Image Credit: The Guardian
The University of Ibadan, University of Lagos and University of Abuja, amongst other major federal universities have partially complied to the directive of the Federal government on the mandatory disclosure of key institutional data.
The Federal Government recently ordered the mandatory disclosure of key institutional data on websites. Some of these key data includes yearly budgetary allocation, research grants, revenue of the previous year and current year allocation from the Tertiary Education Trust Fund (TETFund), etc.
Others are the endowment fund of the previous year and the total student population.
This directive was given by Dr Tunji Alausa , the Minister of Education and he directed that Universities should submit these information on or before the 31st of May, 2025.
This directive, according to the Guardian, “is aimed at promoting transparency and accountability in the tertiary education subsector” and the consequence for defaulting this directive will be ” risking zero funding from the federal government”.
However, it is to note that out of 71 federal universities in Nigeria, only 3 percent has fully complied with this directive, with 97 percent defaulting this directive even after the deadline.

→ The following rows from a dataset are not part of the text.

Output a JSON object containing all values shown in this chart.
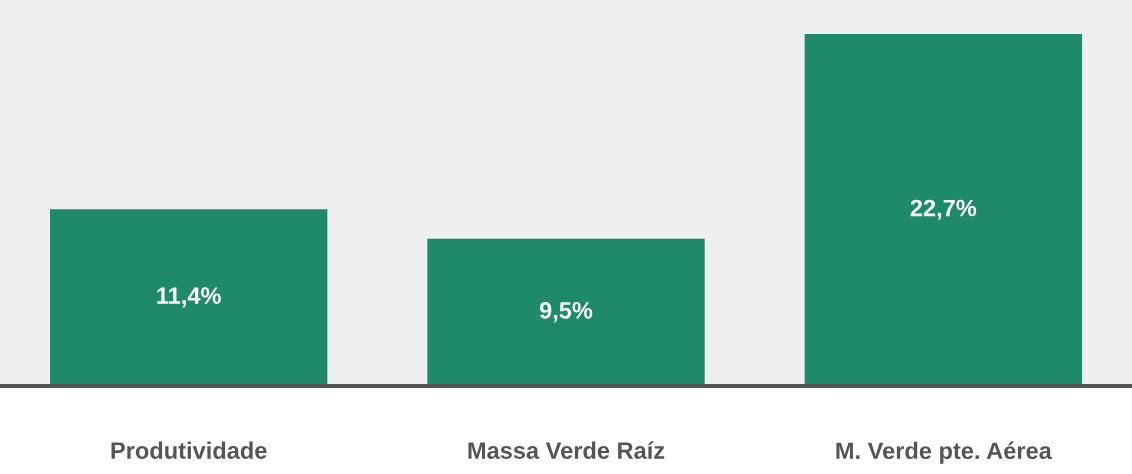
{
  "chart_data": {
    "type": "bar",
    "categories": [
      "Produtividade",
      "Massa Verde Raíz",
      "M. Verde pte. Aérea"
    ],
    "values": [
      11.4,
      9.5,
      22.7
    ],
    "value_labels": [
      "11,4%",
      "9,5%",
      "22,7%"
    ],
    "color": "#1f8a6a",
    "ylim": [
      0,
      24.9
    ],
    "tick_labels": "x",
    "grid": false,
    "legend": false
  }
}
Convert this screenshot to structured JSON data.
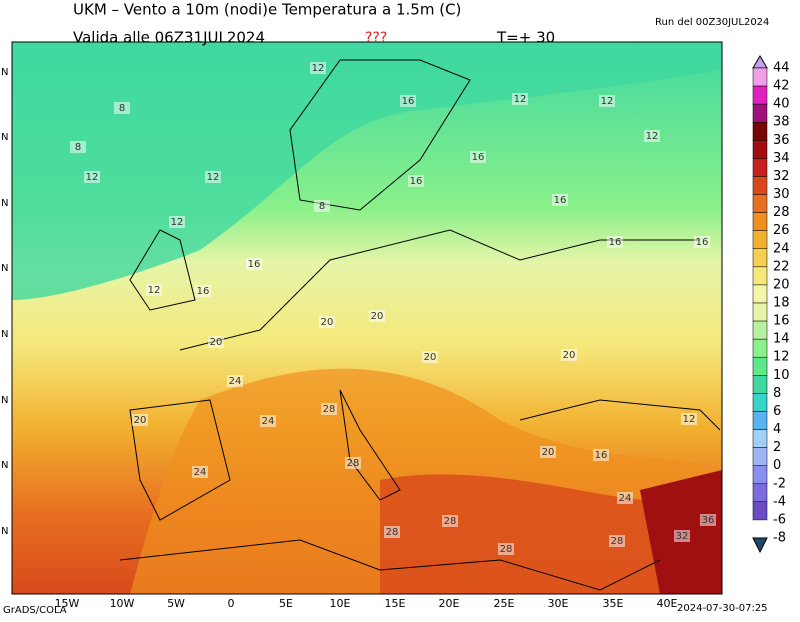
{
  "header": {
    "title": "UKM – Vento a 10m (nodi)e Temperatura a 1.5m (C)",
    "valid": "Valida alle 06Z31JUL2024",
    "flag": "???",
    "step": "T=+ 30",
    "run": "Run del 00Z30JUL2024"
  },
  "colorbar": {
    "levels": [
      44,
      42,
      40,
      38,
      36,
      34,
      32,
      30,
      28,
      26,
      24,
      22,
      20,
      18,
      16,
      14,
      12,
      10,
      8,
      6,
      4,
      2,
      0,
      -2,
      -4,
      -6,
      -8
    ],
    "colors": [
      "#c8a0f0",
      "#f0a0e8",
      "#e020c0",
      "#a0107a",
      "#780808",
      "#a01010",
      "#c82020",
      "#d84a1c",
      "#e87020",
      "#f09020",
      "#f2b030",
      "#f5d050",
      "#f5e87a",
      "#f5f5a8",
      "#e6f5a8",
      "#b8f0a0",
      "#8af08a",
      "#5de88a",
      "#40d8a0",
      "#37d2c8",
      "#5ab4f0",
      "#a0d0f8",
      "#9fb6f5",
      "#8a8ef0",
      "#7c6be0",
      "#6a4bc4",
      "#1e4a6a"
    ]
  },
  "map": {
    "lon_labels": [
      "15W",
      "10W",
      "5W",
      "0",
      "5E",
      "10E",
      "15E",
      "20E",
      "25E",
      "30E",
      "35E",
      "40E"
    ],
    "lat_label": "N",
    "contour_labels": [
      12,
      8,
      8,
      12,
      12,
      12,
      16,
      12,
      12,
      12,
      12,
      16,
      16,
      8,
      16,
      16,
      16,
      16,
      20,
      20,
      20,
      24,
      20,
      20,
      28,
      24,
      28,
      28,
      28,
      28,
      28,
      32,
      36,
      20,
      24,
      24,
      16,
      20,
      12,
      16
    ]
  },
  "footer": {
    "left": "GrADS/COLA",
    "right": "2024-07-30-07:25"
  }
}
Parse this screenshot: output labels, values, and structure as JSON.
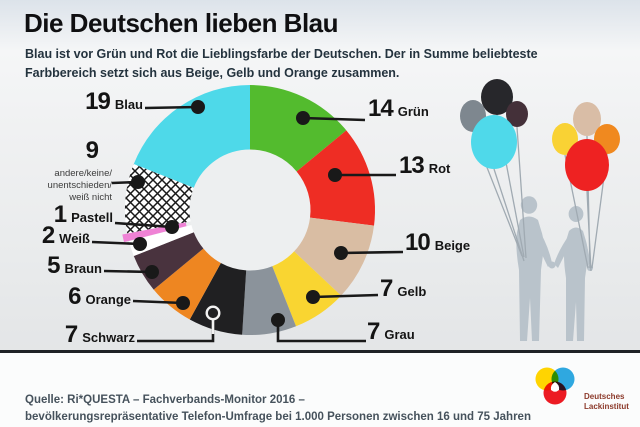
{
  "header": {
    "title": "Die Deutschen lieben Blau",
    "subtitle_line1": "Blau ist vor Grün und Rot die Lieblingsfarbe der Deutschen. Der in Summe beliebteste",
    "subtitle_line2": "Farbbereich setzt sich aus Beige, Gelb und Orange zusammen."
  },
  "chart_data": {
    "type": "donut",
    "title": "Die Deutschen lieben Blau",
    "start": "top",
    "direction": "clockwise",
    "values_are": "percent of 1000 respondents",
    "slices": [
      {
        "key": "gruen",
        "label": "Grün",
        "value": 14,
        "color": "#53bb2e"
      },
      {
        "key": "rot",
        "label": "Rot",
        "value": 13,
        "color": "#ee2d24"
      },
      {
        "key": "beige",
        "label": "Beige",
        "value": 10,
        "color": "#d9bda3"
      },
      {
        "key": "gelb",
        "label": "Gelb",
        "value": 7,
        "color": "#f9d531"
      },
      {
        "key": "grau",
        "label": "Grau",
        "value": 7,
        "color": "#8b939b"
      },
      {
        "key": "schwarz",
        "label": "Schwarz",
        "value": 7,
        "color": "#202022"
      },
      {
        "key": "orange",
        "label": "Orange",
        "value": 6,
        "color": "#ee8621"
      },
      {
        "key": "braun",
        "label": "Braun",
        "value": 5,
        "color": "#49333e"
      },
      {
        "key": "weiss",
        "label": "Weiß",
        "value": 2,
        "color": "#ffffff"
      },
      {
        "key": "pastell",
        "label": "Pastell",
        "value": 1,
        "color": "#ef82d5",
        "exploded": true
      },
      {
        "key": "andere",
        "label": "andere/keine/unentschieden/weiß nicht",
        "label_lines": [
          "andere/keine/",
          "unentschieden/",
          "weiß nicht"
        ],
        "value": 9,
        "pattern": "crosshatch",
        "color": "#ffffff"
      },
      {
        "key": "blau",
        "label": "Blau",
        "value": 19,
        "color": "#4ed9e9"
      }
    ]
  },
  "illustration": {
    "people_color": "#b9c3cb",
    "string_color": "#a0aab2",
    "left_balloons": [
      "#7e878f",
      "#27272b",
      "#443039",
      "#4fd9ea"
    ],
    "right_balloons": [
      "#f9d234",
      "#d9bda6",
      "#f0891f",
      "#ee2222"
    ]
  },
  "footer": {
    "source_line1": "Quelle: Ri*QUESTA – Fachverbands-Monitor 2016 –",
    "source_line2": "bevölkerungsrepräsentative Telefon-Umfrage bei 1.000 Personen zwischen 16 und 75 Jahren",
    "logo": {
      "line1": "Deutsches",
      "line2": "Lackinstitut",
      "circle_colors": [
        "#ffd401",
        "#2fa8e0",
        "#ec1b23"
      ],
      "text_color": "#8c3a2b"
    }
  }
}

Statistically, based on the sample given by Guardian, two institution fully complied, three substantially complied, twenty two partially complied, of which University of Ibadan is among, and there were fourteen universities with zero compliance.
It was also stated that the University of Ibadan, Ahmadu Bello University , University of Abuja and Obafemi Awolowo University, had only published students enrollment numbers, without their financial information details.